Statistical Machine Translation of Broadcast News from Spanish to Portuguese

  • Authors:
  • Raquel Sánchez Martínez;João Paulo Silva Neto;Diamantino António Caseiro

  • Affiliations:
  • L2F - Spoken Language Systems Laboratory, INESC ID Lisboa, Lisboa, Portugal 1000-029;L2F - Spoken Language Systems Laboratory, INESC ID Lisboa, Lisboa, Portugal 1000-029;L2F - Spoken Language Systems Laboratory, INESC ID Lisboa, Lisboa, Portugal 1000-029

  • Venue:
  • PROPOR '08 Proceedings of the 8th international conference on Computational Processing of the Portuguese Language
  • Year:
  • 2008

Quantified Score

Hi-index 0.00

Visualization

Abstract

In this paper we describe the work carried out to develop an automatic system for translation of broadcast news from Spanish to Portuguese. Two challenging topics of speech and language processing were involved: Automatic Speech Recognition (ASR) of the Spanish News and Statistical Machine Translation (SMT) of the results to the Portuguese language.
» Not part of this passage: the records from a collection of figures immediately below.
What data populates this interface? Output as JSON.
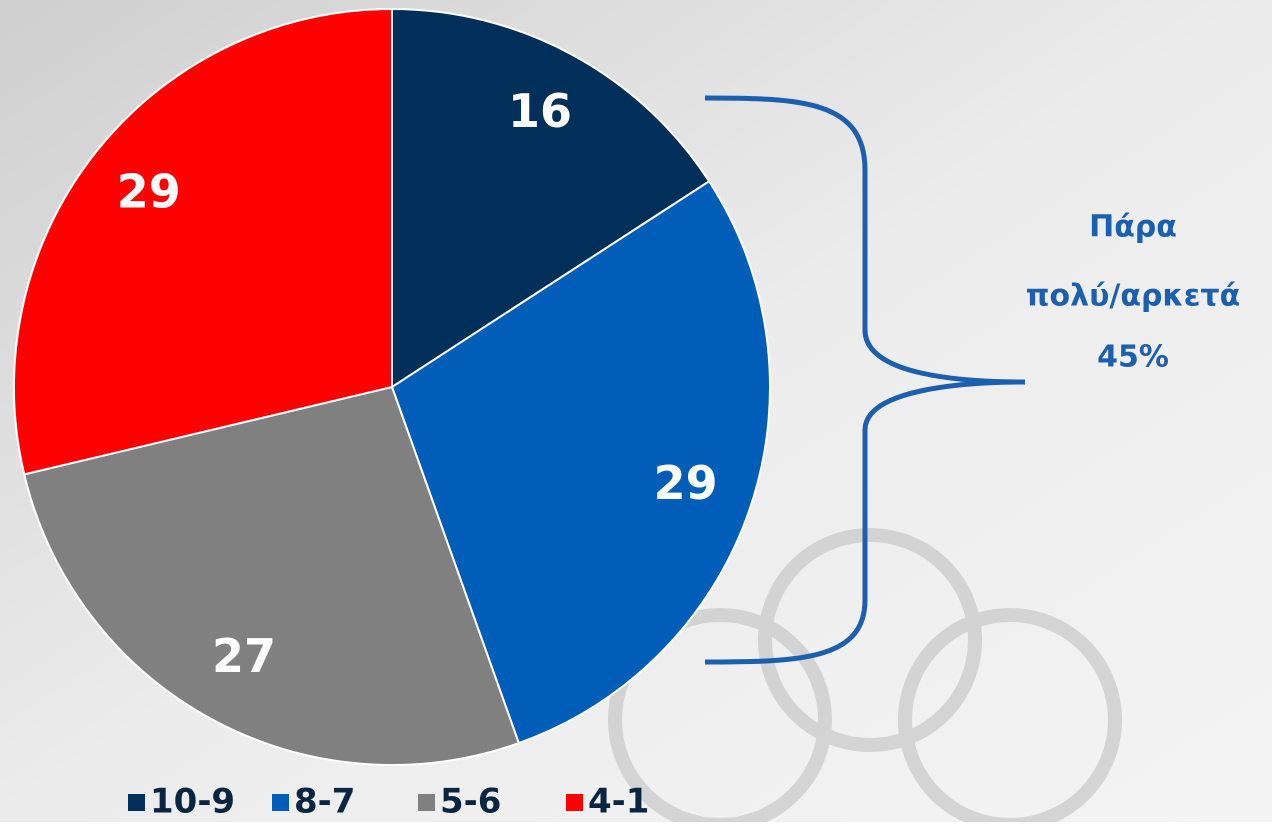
{
  "chart_data": {
    "type": "pie",
    "categories": [
      "10-9",
      "8-7",
      "5-6",
      "4-1"
    ],
    "values": [
      16,
      29,
      27,
      29
    ],
    "colors": [
      "#002f5a",
      "#005eb8",
      "#808080",
      "#ff0000"
    ],
    "annotation": [
      "Πάρα",
      "πολύ/αρκετά",
      "45%"
    ],
    "legend": "bottom"
  }
}
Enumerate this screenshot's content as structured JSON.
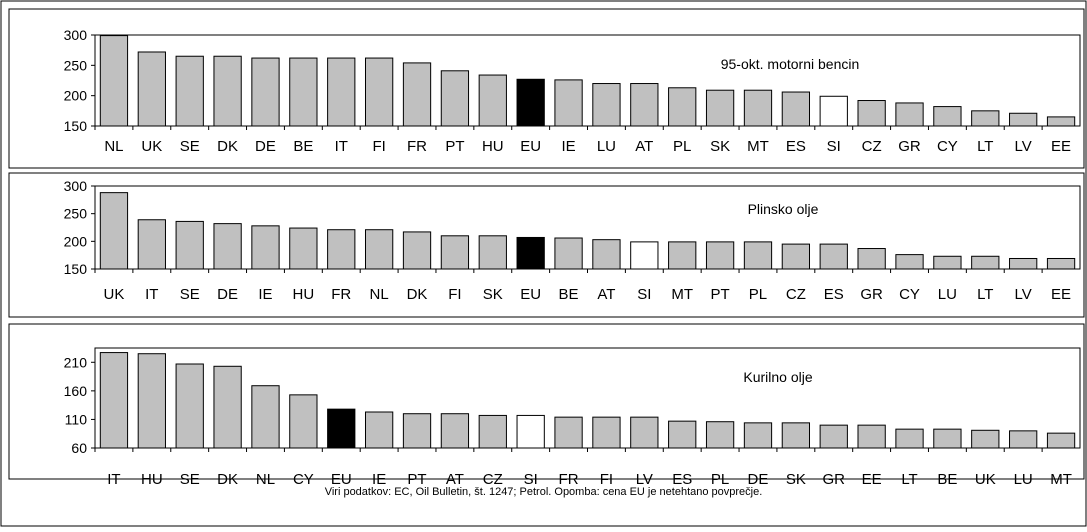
{
  "footnote": "Viri podatkov: EC, Oil Bulletin, št. 1247; Petrol. Opomba: cena EU je netehtano povprečje.",
  "colors": {
    "default": "#c0c0c0",
    "eu": "#000000",
    "si": "#ffffff"
  },
  "chart_data": [
    {
      "type": "bar",
      "title": "95-okt. motorni bencin",
      "ylim": [
        150,
        300
      ],
      "yticks": [
        150,
        200,
        250,
        300
      ],
      "categories": [
        "NL",
        "UK",
        "SE",
        "DK",
        "DE",
        "BE",
        "IT",
        "FI",
        "FR",
        "PT",
        "HU",
        "EU",
        "IE",
        "LU",
        "AT",
        "PL",
        "SK",
        "MT",
        "ES",
        "SI",
        "CZ",
        "GR",
        "CY",
        "LT",
        "LV",
        "EE"
      ],
      "values": [
        299,
        272,
        265,
        265,
        262,
        262,
        262,
        262,
        254,
        241,
        234,
        227,
        226,
        220,
        220,
        213,
        209,
        209,
        206,
        199,
        192,
        188,
        182,
        175,
        171,
        165
      ]
    },
    {
      "type": "bar",
      "title": "Plinsko olje",
      "ylim": [
        150,
        300
      ],
      "yticks": [
        150,
        200,
        250,
        300
      ],
      "categories": [
        "UK",
        "IT",
        "SE",
        "DE",
        "IE",
        "HU",
        "FR",
        "NL",
        "DK",
        "FI",
        "SK",
        "EU",
        "BE",
        "AT",
        "SI",
        "MT",
        "PT",
        "PL",
        "CZ",
        "ES",
        "GR",
        "CY",
        "LU",
        "LT",
        "LV",
        "EE"
      ],
      "values": [
        288,
        239,
        236,
        232,
        228,
        224,
        221,
        221,
        217,
        210,
        210,
        207,
        206,
        203,
        199,
        199,
        199,
        199,
        195,
        195,
        187,
        176,
        173,
        173,
        169,
        169
      ]
    },
    {
      "type": "bar",
      "title": "Kurilno olje",
      "ylim": [
        60,
        235
      ],
      "yticks": [
        60,
        110,
        160,
        210
      ],
      "categories": [
        "IT",
        "HU",
        "SE",
        "DK",
        "NL",
        "CY",
        "EU",
        "IE",
        "PT",
        "AT",
        "CZ",
        "SI",
        "FR",
        "FI",
        "LV",
        "ES",
        "PL",
        "DE",
        "SK",
        "GR",
        "EE",
        "LT",
        "BE",
        "UK",
        "LU",
        "MT"
      ],
      "values": [
        227,
        225,
        207,
        203,
        169,
        153,
        128,
        123,
        120,
        120,
        117,
        117,
        114,
        114,
        114,
        107,
        106,
        104,
        104,
        100,
        100,
        93,
        93,
        91,
        90,
        86
      ]
    }
  ]
}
ASR of broadcast news is based on the AUDIMUS.MEDIA system, a hybrid ANN/HMM system with multiple stream decoding. A 22.08% Word Error Rate (WER) was achieved in a Spanish Broadcast News task, which is comparable to other international state of the art systems. Parallel normalized texts from European Parliament database were used to train the SMT system from Spanish to Portuguese. Preliminary non-exhaustive human evaluation showed a fluency of 3.74 and sufficiency of 4.23.